Interesting. How do we deal with our past? How do we deal with mistakes that bother us long after they’ve stopped bothering God? The Bible says, “Know this, God has even forgotten some of your sin.” (Job 11:6b) and “Their sins and lawless acts I will Remember no more.”(Hebrews 10:17). When we confess our sins and ask for forgiveness, God answers our prayer and grants our request.
At the Women of Faith conference, one of the women (darn, I cannot remember which and cannot decipher the chicken scratch in my notebook) said, “Forgiveness is a gift from God in an unfair world.” We are fallible. We make mistakes. Sometimes we make mistakes because people who are bigger, or stronger, or influential make decisions for us when we are unable to make them for ourselves. Are we responsible for actions our parents force us to make? I’m not offering up excuses, I’m evaluating actions. While I believe that, as adults we are responsible for our actions and decisions, children (and teenagers, sometimes even young adults) may not be in a position to make the correct decision. It is an unfair world. And God has given the gift of forgiveness.

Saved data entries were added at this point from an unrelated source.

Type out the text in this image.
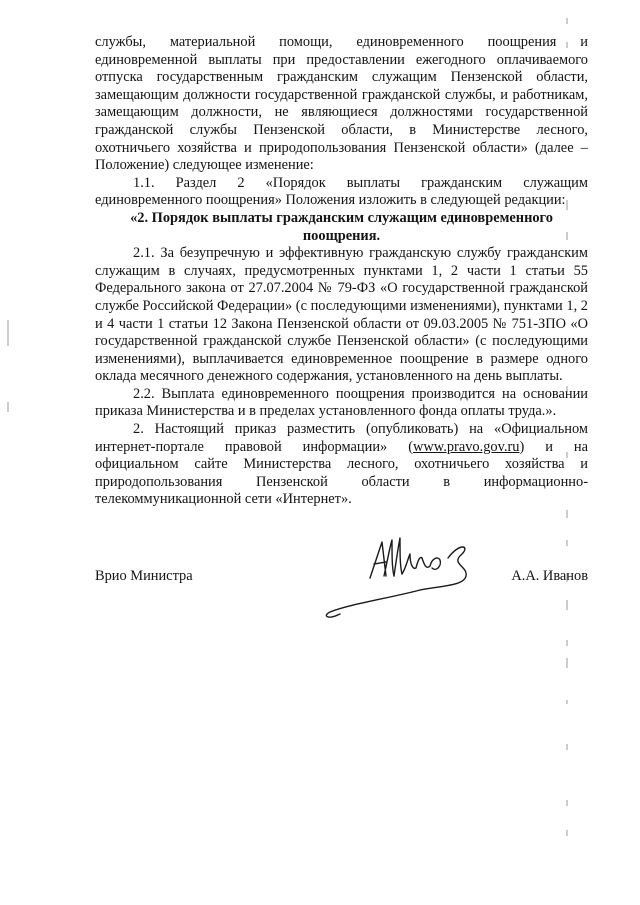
службы, материальной помощи, единовременного поощрения и единовременной выплаты при предоставлении ежегодного оплачиваемого отпуска государственным гражданским служащим Пензенской области, замещающим должности государственной гражданской службы, и работникам, замещающим должности, не являющиеся должностями государственной гражданской службы Пензенской области, в Министерстве лесного, охотничьего хозяйства и природопользования Пензенской области» (далее – Положение) следующее изменение:

1.1. Раздел 2 «Порядок выплаты гражданским служащим единовременного поощрения» Положения изложить в следующей редакции:

«2. Порядок выплаты гражданским служащим единовременного поощрения.

2.1. За безупречную и эффективную гражданскую службу гражданским служащим в случаях, предусмотренных пунктами 1, 2 части 1 статьи 55 Федерального закона от 27.07.2004 № 79-ФЗ «О государственной гражданской службе Российской Федерации» (с последующими изменениями), пунктами 1, 2 и 4 части 1 статьи 12 Закона Пензенской области от 09.03.2005 № 751-ЗПО «О государственной гражданской службе Пензенской области» (с последующими изменениями), выплачивается единовременное поощрение в размере одного оклада месячного денежного содержания, установленного на день выплаты.

2.2. Выплата единовременного поощрения производится на основании приказа Министерства и в пределах установленного фонда оплаты труда.».

2. Настоящий приказ разместить (опубликовать) на «Официальном интернет-портале правовой информации» (www.pravo.gov.ru) и на официальном сайте Министерства лесного, охотничьего хозяйства и природопользования Пензенской области в информационно-телекоммуникационной сети «Интернет».

Врио Министра	А.А. Иванов
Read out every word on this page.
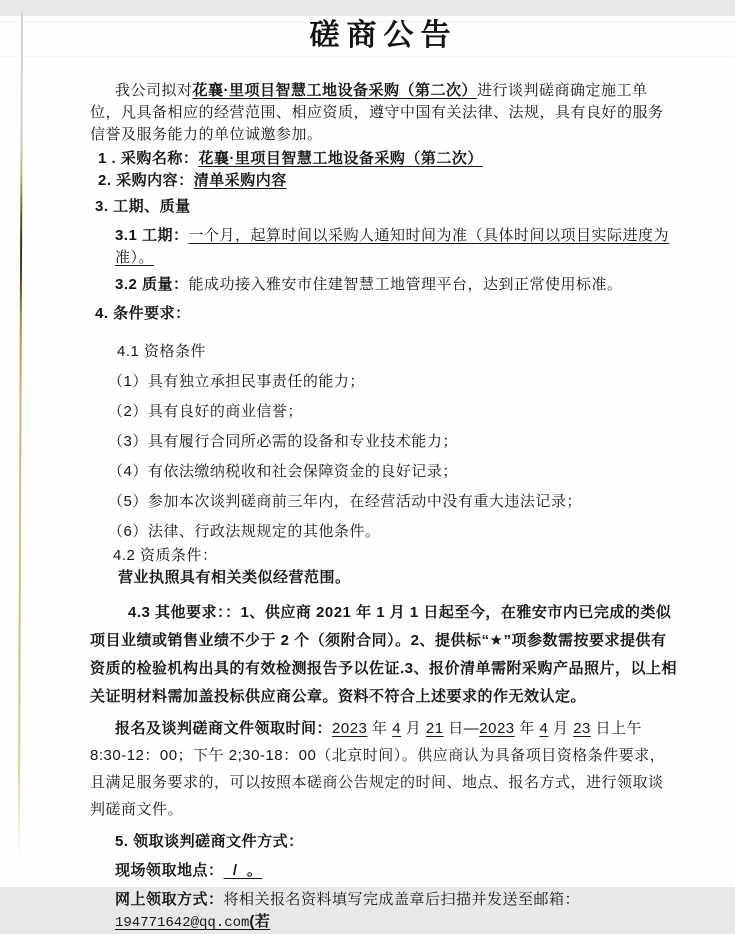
磋商公告

我公司拟对花襄·里项目智慧工地设备采购（第二次）进行谈判磋商确定施工单位，凡具备相应的经营范围、相应资质，遵守中国有关法律、法规，具有良好的服务信誉及服务能力的单位诚邀参加。

1 . 采购名称：花襄·里项目智慧工地设备采购（第二次）

2. 采购内容：清单采购内容

3. 工期、质量

3.1 工期：一个月，起算时间以采购人通知时间为准（具体时间以项目实际进度为准）。

3.2 质量：能成功接入雅安市住建智慧工地管理平台，达到正常使用标准。

4. 条件要求：

4.1 资格条件

（1）具有独立承担民事责任的能力；

（2）具有良好的商业信誉；

（3）具有履行合同所必需的设备和专业技术能力；

（4）有依法缴纳税收和社会保障资金的良好记录；

（5）参加本次谈判磋商前三年内，在经营活动中没有重大违法记录；

（6）法律、行政法规规定的其他条件。

4.2 资质条件：

营业执照具有相关类似经营范围。

4.3 其他要求：：1、供应商 2021 年 1 月 1 日起至今，在雅安市内已完成的类似项目业绩或销售业绩不少于 2 个（须附合同）。2、提供标“★”项参数需按要求提供有资质的检验机构出具的有效检测报告予以佐证.3、报价清单需附采购产品照片，以上相关证明材料需加盖投标供应商公章。资料不符合上述要求的作无效认定。

报名及谈判磋商文件领取时间：2023 年 4 月 21 日—2023 年 4 月 23 日上午 8:30-12：00；下午 2;30-18：00（北京时间）。供应商认为具备项目资格条件要求，且满足服务要求的，可以按照本磋商公告规定的时间、地点、报名方式，进行领取谈判磋商文件。

5. 领取谈判磋商文件方式：

现场领取地点：  /  。

网上领取方式：将相关报名资料填写完成盖章后扫描并发送至邮箱：194771642@qq.com(若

But how much harder is it to forgive ourselves. I think it is easier to forgive others than it is to forgive ourselves. There are people who hurt us over and over again, and we forgive them. But every stumble, every mistake that we make is met with an internal “gotcha” that we use to make our selves unforgivable.
But, to suggest that we are unforgivable in God’s eyes is to place limits on God. It is us claiming that something–our sin–is bigger than God. But we know that there are no limits with God. When we refuse to forgive ourselves, we are suggesting that our small, limited existence is greater than God.
He’s taken the first step. What are you waiting for?